Afinal, como é possível que um músico tire o primeiro lugar no vestibular, deixando para trás aqueles que sempre estiveram nessa posição? Como é possível que entre os dez primeiros colocados, seis sejam da área de música? Mais: como é possível que entre os dez, oito sejam da rede pública de ensino? Muitos devem ter se feito essas perguntas após os resultados da segunda fase da UFPE. A revolta que permeia essas perguntas, no entanto, esconde sentimentos inconfessáveis de parte das elites de nosso estado.
Criticou-se o caráter ‘subjetivo’ da prova de habilidades, que alavancou a nota dos músicos classificados. O mais curioso é que o próprio ato de estabelecer um ranking para indivíduos com habilidades e interesses tão diferentes como um músico e um engenheiro já é algo completamente subjetivo. Alguns maldosos me citarão o poeta, engenheiro e dramaturgo Joaquim Cardozo. Eu seria mais maldoso ainda, pedindo que procurassem quantos Joaquins Cardozos há no Centro de Tecnologia da UFPE, sem ofensa. O que espanta é o fato de os críticos só notarem que esse ranking é subjetivo, que não houve ‘isonomia’ no processo, quando não apareceram, entre as listas dos primeiros colocados, os futuros engenheiros, médicos e advogados, elite intelectual (?) de nossa sociedade. Por que o talento de um potencial músico ou professor extraordinário precisaria ser ocultado por um talvez futuro médico ou advogado medíocre? Melhor dizendo, quantos grandes médicos, advogados, engenheiros, arquitetos, ou músicos foram primeiros lugares em seu ingresso à universidade?

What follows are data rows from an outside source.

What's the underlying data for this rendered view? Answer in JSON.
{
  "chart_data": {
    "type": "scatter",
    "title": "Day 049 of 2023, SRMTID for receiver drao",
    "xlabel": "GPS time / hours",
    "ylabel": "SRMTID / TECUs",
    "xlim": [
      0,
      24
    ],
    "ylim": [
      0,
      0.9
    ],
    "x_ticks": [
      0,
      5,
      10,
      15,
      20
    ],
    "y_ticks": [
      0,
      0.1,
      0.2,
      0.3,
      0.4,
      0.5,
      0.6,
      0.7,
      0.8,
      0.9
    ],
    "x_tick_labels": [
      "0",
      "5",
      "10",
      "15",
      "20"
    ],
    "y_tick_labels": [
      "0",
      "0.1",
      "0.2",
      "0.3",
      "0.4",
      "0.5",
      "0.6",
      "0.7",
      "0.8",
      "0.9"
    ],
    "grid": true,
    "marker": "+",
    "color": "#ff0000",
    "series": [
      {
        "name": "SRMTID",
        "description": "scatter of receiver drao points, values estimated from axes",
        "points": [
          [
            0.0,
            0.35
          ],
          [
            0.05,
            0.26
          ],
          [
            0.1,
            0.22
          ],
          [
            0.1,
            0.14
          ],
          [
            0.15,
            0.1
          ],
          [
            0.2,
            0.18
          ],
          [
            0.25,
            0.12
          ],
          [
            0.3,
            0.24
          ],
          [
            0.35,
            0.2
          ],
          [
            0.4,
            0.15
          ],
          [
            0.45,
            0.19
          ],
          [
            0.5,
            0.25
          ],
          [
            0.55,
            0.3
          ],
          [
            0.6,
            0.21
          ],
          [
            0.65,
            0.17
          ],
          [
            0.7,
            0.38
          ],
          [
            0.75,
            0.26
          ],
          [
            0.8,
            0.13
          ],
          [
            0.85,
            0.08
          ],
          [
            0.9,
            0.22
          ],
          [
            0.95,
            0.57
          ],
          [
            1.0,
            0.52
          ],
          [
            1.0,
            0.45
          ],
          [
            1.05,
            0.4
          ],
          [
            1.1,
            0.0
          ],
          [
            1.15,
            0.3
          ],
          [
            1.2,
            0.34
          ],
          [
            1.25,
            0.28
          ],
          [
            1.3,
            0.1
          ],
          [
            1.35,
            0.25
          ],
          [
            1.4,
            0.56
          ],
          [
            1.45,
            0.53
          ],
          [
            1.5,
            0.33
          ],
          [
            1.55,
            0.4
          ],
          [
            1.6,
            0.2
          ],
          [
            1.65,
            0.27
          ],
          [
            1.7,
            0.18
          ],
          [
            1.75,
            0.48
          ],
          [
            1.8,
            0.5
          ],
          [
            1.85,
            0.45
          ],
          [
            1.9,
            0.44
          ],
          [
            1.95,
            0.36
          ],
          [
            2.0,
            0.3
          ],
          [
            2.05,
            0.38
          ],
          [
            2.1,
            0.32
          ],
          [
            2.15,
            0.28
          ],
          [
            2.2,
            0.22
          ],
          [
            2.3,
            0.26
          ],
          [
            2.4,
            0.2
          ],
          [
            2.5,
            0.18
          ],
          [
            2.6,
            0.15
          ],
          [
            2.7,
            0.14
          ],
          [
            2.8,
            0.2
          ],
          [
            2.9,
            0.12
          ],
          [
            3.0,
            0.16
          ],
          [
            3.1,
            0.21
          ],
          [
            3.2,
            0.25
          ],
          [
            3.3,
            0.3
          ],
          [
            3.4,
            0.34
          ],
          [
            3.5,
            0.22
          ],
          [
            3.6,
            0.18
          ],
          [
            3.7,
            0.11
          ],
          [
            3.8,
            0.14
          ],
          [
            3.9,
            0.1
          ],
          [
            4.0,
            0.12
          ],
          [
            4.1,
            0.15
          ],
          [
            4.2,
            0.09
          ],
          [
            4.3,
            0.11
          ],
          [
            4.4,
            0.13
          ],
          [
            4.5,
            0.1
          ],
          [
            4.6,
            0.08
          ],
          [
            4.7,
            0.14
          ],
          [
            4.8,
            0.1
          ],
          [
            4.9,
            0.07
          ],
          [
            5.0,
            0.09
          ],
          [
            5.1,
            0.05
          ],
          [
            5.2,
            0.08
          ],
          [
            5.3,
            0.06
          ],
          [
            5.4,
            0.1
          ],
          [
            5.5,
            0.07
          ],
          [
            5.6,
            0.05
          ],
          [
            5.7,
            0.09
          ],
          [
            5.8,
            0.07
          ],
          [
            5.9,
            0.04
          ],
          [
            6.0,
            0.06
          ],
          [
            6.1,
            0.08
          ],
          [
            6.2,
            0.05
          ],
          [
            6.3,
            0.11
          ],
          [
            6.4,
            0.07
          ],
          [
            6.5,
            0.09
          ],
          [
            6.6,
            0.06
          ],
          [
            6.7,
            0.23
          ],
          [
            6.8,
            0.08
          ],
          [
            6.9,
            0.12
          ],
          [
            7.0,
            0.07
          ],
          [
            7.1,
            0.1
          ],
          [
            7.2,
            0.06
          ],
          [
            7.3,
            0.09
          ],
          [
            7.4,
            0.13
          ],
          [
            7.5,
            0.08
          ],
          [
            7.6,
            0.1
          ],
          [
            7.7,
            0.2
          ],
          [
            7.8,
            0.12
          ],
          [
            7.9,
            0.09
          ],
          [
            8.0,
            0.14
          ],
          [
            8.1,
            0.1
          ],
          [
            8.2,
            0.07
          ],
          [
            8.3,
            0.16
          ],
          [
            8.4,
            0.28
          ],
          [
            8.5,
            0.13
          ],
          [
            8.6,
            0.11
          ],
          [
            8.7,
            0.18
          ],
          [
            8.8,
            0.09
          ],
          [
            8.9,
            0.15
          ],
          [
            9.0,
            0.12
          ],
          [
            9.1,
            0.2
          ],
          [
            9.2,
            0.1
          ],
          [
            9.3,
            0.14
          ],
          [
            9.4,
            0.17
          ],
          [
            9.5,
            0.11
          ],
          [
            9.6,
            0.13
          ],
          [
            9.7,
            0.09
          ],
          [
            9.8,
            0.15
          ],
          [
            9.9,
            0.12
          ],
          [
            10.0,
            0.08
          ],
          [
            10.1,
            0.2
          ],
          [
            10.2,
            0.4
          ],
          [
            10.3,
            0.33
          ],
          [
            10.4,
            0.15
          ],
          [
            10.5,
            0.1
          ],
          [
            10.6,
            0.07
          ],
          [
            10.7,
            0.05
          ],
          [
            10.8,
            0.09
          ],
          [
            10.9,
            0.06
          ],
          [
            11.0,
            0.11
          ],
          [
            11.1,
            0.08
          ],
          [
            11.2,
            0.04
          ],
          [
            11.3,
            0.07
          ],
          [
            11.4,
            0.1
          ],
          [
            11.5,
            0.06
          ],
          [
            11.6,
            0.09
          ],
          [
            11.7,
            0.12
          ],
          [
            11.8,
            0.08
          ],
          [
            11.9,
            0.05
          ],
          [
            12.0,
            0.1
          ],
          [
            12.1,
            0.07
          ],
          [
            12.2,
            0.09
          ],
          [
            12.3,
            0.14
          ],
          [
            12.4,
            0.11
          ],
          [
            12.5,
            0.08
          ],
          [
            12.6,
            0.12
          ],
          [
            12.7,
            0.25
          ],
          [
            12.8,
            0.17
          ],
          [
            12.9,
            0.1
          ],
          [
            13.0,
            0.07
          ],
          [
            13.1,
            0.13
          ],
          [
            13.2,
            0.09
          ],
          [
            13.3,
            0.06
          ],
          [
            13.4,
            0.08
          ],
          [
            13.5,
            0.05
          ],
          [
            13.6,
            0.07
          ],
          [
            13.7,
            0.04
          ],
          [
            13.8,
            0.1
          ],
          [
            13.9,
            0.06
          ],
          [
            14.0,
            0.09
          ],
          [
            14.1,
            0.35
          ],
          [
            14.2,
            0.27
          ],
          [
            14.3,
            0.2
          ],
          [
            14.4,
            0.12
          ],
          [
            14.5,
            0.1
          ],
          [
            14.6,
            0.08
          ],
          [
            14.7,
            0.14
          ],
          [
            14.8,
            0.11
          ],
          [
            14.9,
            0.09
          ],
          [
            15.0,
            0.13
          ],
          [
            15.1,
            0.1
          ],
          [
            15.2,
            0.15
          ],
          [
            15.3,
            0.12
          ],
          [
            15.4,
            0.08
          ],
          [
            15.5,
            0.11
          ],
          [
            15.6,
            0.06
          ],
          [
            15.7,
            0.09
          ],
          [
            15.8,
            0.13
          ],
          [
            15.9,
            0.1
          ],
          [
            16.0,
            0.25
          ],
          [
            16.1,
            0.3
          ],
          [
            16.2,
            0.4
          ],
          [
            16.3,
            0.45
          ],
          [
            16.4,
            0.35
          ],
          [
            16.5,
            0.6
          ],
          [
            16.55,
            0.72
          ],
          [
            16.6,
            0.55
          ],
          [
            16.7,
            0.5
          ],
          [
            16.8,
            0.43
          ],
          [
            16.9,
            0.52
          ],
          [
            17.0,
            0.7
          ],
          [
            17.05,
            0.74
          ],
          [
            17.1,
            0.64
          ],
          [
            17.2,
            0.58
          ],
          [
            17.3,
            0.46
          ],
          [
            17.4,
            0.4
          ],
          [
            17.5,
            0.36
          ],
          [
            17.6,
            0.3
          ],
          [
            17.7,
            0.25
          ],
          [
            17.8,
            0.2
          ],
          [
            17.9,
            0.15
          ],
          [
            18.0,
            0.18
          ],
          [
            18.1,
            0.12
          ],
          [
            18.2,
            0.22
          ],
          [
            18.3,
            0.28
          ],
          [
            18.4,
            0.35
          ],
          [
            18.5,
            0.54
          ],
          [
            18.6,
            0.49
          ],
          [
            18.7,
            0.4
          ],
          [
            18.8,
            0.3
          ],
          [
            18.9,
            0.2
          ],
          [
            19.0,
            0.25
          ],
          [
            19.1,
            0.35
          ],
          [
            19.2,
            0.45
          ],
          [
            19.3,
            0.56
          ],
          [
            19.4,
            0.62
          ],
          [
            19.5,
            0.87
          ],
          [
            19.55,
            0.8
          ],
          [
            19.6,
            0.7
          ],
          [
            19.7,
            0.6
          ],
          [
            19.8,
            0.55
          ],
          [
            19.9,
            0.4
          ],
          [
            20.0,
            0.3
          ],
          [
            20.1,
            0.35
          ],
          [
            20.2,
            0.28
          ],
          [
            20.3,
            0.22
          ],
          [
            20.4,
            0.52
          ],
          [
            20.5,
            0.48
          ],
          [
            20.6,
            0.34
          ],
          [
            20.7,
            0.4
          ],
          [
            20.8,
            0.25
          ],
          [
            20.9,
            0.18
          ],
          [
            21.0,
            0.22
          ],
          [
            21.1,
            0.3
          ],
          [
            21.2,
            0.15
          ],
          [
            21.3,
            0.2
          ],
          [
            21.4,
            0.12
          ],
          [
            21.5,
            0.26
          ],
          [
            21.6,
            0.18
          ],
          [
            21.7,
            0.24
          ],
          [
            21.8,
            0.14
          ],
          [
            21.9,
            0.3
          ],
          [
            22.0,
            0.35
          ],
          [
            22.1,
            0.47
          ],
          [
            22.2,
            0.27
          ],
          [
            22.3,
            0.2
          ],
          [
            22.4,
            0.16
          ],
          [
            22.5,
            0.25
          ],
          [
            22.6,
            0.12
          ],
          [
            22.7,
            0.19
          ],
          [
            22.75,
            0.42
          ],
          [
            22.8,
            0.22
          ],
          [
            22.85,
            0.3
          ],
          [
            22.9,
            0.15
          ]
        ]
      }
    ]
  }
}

Falar que os 10% de bônus para os alunos de escola pública desequilibram demais o processo é, no mínimo patético. A despeito do trabalho que vem se tentando fazer na educação no estado, a distância entre as escolas públicas, mesmo as de referência, e as mais destacadas da rede privada, que produzem primeiros lugares, não supera esse bônus. Sem falar das condições de vida de um aluno da rede pública como primeiro colocado, Davi Campos, que tinha que pegar quatro ônibus todos os dias para continuar estudando. O sete de um aluno da rede pública definitivamente não é um sete de um aluno da rede privada. Não sejamos hipócritas.
Dirão que ainda assim há desvantagem no fato de os músicos fazerem uma prova prática e teórica a mais, o que ‘puxaria’ sua nota para cima. Isso, uma prova extra de Teoria Musical e uma Prova Prática. Essa última, algo completamente inútil para um músico, não é verdade? Concordo. Então, serei talvez mais demagógico que salomônico: instituamos provas práticas para todos os cursos, se possível, exames psicológicos para certas áreas como Medicina, pois é inconcebível notar como cada vez mais vemos jovens médicos pouco preparados para tratar realmente com seres humanos, tão frios que só pode ter origem numa formação tecnicista. O que estaria faltando na formação deles? Arte? Ah, também precisaremos instituir um teste específico de Ética para a nova geração de advogados, renovado a cada ano de curso e, posteriormente, durante o exercício de sua carreira.
Agora, esse ranking de classificação, quase uma doutrina nos processos seletivos, interessa a quem. O primeiro lugar nesse ranking é garantia de que esse rapaz ou essa moça serão excelentes profissionais, pessoas melhores pelo menos? Pessoas inteligentes devem saber quem tem interesse nesses resultados. A revolta de um segmento e a comemoração de outro revelam interesses em justificar certas ações públicas ou o desempenho de qualidade de certas empresas. Pronto, falei. Seria ingenuidade pensar diferente.
Com certeza a fórmula de cálculo para Bacharelado em Música será revista. Será muita pressão, principalmente dos setores que se viram prejudicados (?) com o resultado. Mas eu fico na boca com aquele gostinho de vitória, gostinho infantil de picolé em dia de sol, com esse resultado de agora. Porque esses resultados da UFPE representam, para mim (e talvez esteja exagerando, sendo ingênuo também, mas entendam, faz parte da euforia), uma vitória do humanismo, uma vingança da arte.